Your network at home has a router and that router hands out IP addresses within a defined range, called a subnet. It’s almost certainly on the 192.168.x.x subnetting range. And it does this dynamically (using DHCP). So that’s the ‘big’ network in your home. And your ‘big’ network has an interface to the internet - the WAN interface. And almost all routers do something called Network Address Translation (NAT) to send messages to and from the devices on your 192.168.x.x network to the internet through the WAN interface. One WAN IP address becomes up to 254 IP addresses on your home network. I think you know all of this already.
When you start the NVR, and connect the cameras the network port you use to connect the NVR to your home network is the NVRs WAN interface. And the NVR gives each camera a fixed IP address within another completely different subnet. Usually the 10.1.x.x subnet. So your ‘big’ home network can’t see the cameras, just the NVR. And the NVR isn’t a router. It just knows 4, 8, 16 or 32 IP addresses it can use for a camera stream. And it doesn’t do NAT so the cameras are invisible to your home network, you only see the NVR on your ‘big’ network.
So when you plugged the DisplayStation into the NVR it powered up fine because it’s PoE but it was allocated an IP address range on a private network that has no between-channels routing capability so your DisplayStation could not see any cameras even though they were in the same subnet. Had you known the individual 10.1.x.x IP addresses of each camera you could have entered those individually in the IPC tab under devices and it would have worked because you don’t need a router to view a fixed IP address on the same subnet.
When you plugged the DisplayStation and doorbell into the PoE switch, the switch let those devices see each other and they worked fine. Again, not routed, but switched, with IP addresses handed out on the same subnet.
So, what you need to do is plug the PoE switch into your home ‘big’ router and plug the DisplayStation and Doorbell into that for power and access to the internet.
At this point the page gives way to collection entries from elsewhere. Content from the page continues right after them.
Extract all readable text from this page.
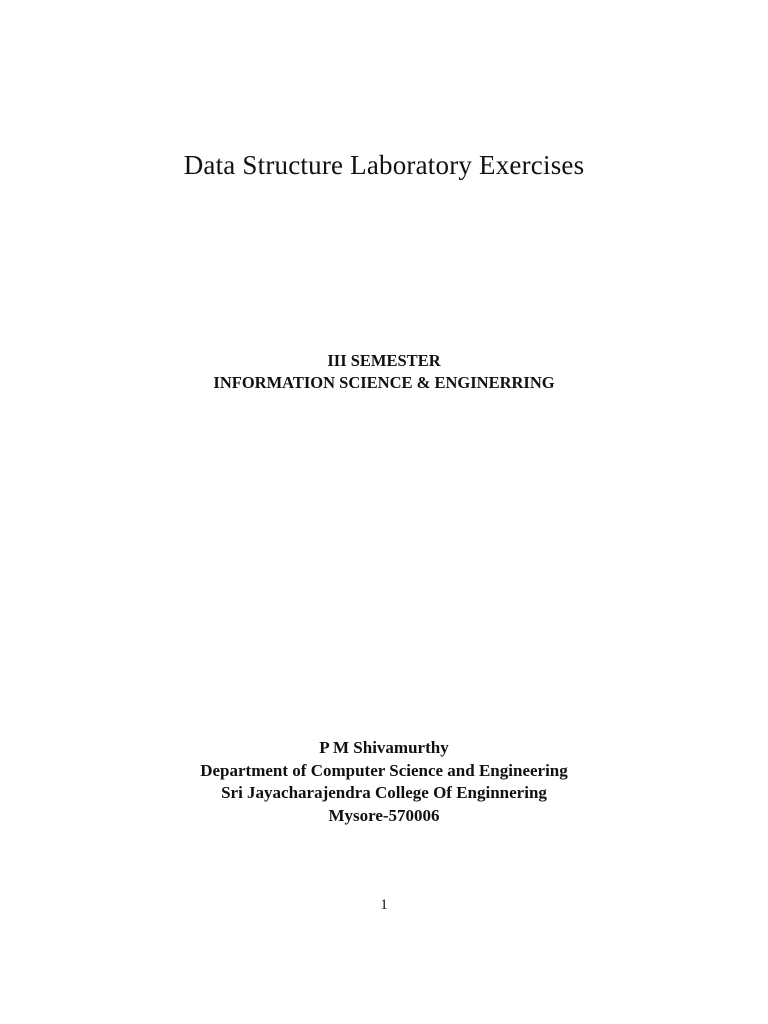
Data Structure Laboratory Exercises
III SEMESTER
INFORMATION SCIENCE & ENGINERRING
P M Shivamurthy
Department of Computer Science and Engineering
Sri Jayacharajendra College Of Enginnering
Mysore-570006
1
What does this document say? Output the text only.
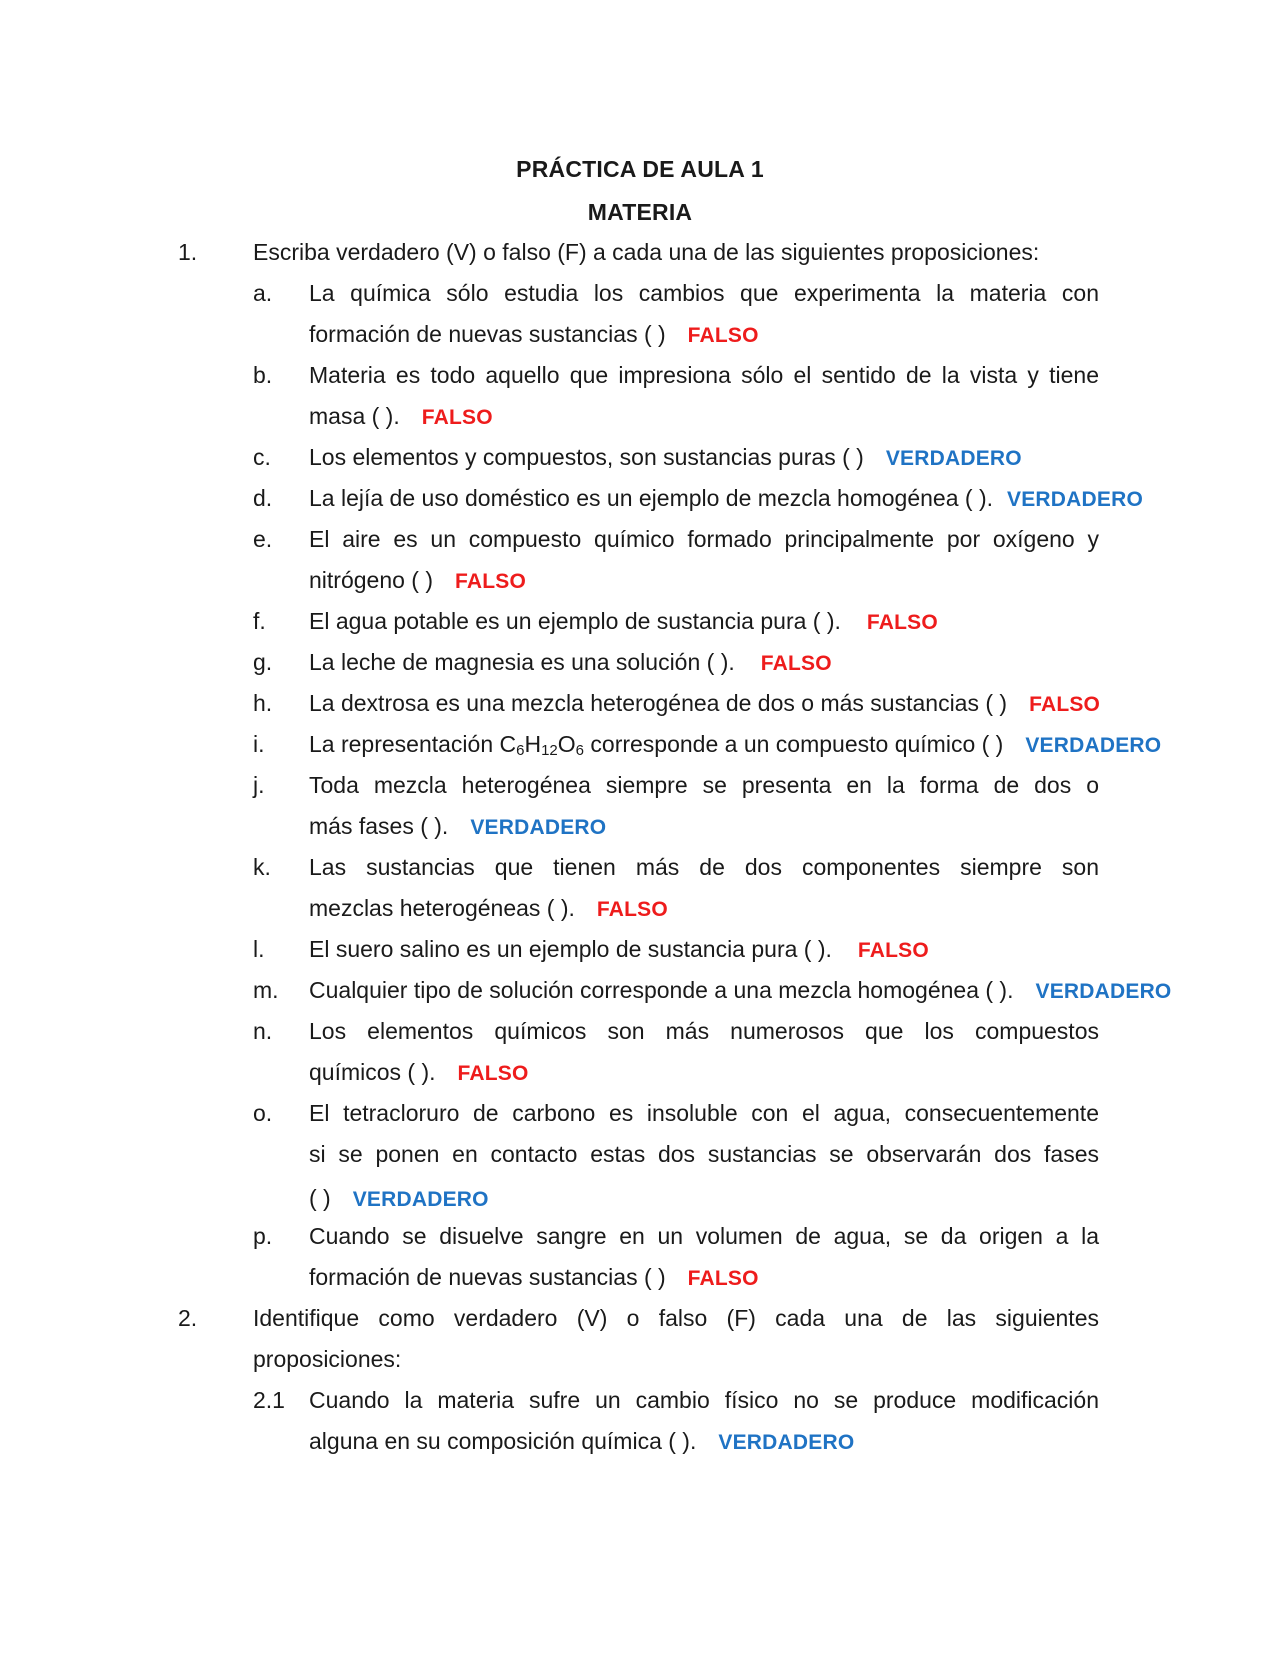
PRÁCTICA DE AULA 1
MATERIA
1. Escriba verdadero (V) o falso (F) a cada una de las siguientes proposiciones:
a. La química sólo estudia los cambios que experimenta la materia con
formación de nuevas sustancias ( ) FALSO
b. Materia es todo aquello que impresiona sólo el sentido de la vista y tiene
masa ( ). FALSO
c. Los elementos y compuestos, son sustancias puras ( ) VERDADERO
d. La lejía de uso doméstico es un ejemplo de mezcla homogénea ( ). VERDADERO
e. El aire es un compuesto químico formado principalmente por oxígeno y
nitrógeno ( ) FALSO
f. El agua potable es un ejemplo de sustancia pura ( ). FALSO
g. La leche de magnesia es una solución ( ). FALSO
h. La dextrosa es una mezcla heterogénea de dos o más sustancias ( ) FALSO
i. La representación $C_6H_{12}O_6$ corresponde a un compuesto químico ( ) VERDADERO
j. Toda mezcla heterogénea siempre se presenta en la forma de dos o
más fases ( ). VERDADERO
k. Las sustancias que tienen más de dos componentes siempre son
mezclas heterogéneas ( ). FALSO
l. El suero salino es un ejemplo de sustancia pura ( ). FALSO
m. Cualquier tipo de solución corresponde a una mezcla homogénea ( ). VERDADERO
n. Los elementos químicos son más numerosos que los compuestos
químicos ( ). FALSO
o. El tetracloruro de carbono es insoluble con el agua, consecuentemente
si se ponen en contacto estas dos sustancias se observarán dos fases
( ) VERDADERO
p. Cuando se disuelve sangre en un volumen de agua, se da origen a la
formación de nuevas sustancias ( ) FALSO
2. Identifique como verdadero (V) o falso (F) cada una de las siguientes
proposiciones:
2.1 Cuando la materia sufre un cambio físico no se produce modificación
alguna en su composición química ( ). VERDADERO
Then, under the devices tab on the DisplayStation, select IPC and give it the 192.168.x.x IP address of the NVR. You will then get access to the NVRs interface to view any camera connected to the NVR.
To record from the doorbell camera, manually add the doorbell 192.168.x.x IP address to the NVRs camera list and set to Dahua or ONVIF and it will record like any other camera stream. The doorbell will count as one of your camera licences on the NVR so if you have an 8 channel recorder you may only be able to plug in 7 cameras to one of the 8 PoE ports as you’re using the other licence on the 192.168.x.x interface.
I hope that clarifies it for you without talking down at you. Very often I find enthusiasts have great knowledge but miss little bits here and there and I don’t want to insult you or seem condescending.
Subnetting (and understanding what a router does) is the key to 99.9% of all networking issues in my experience.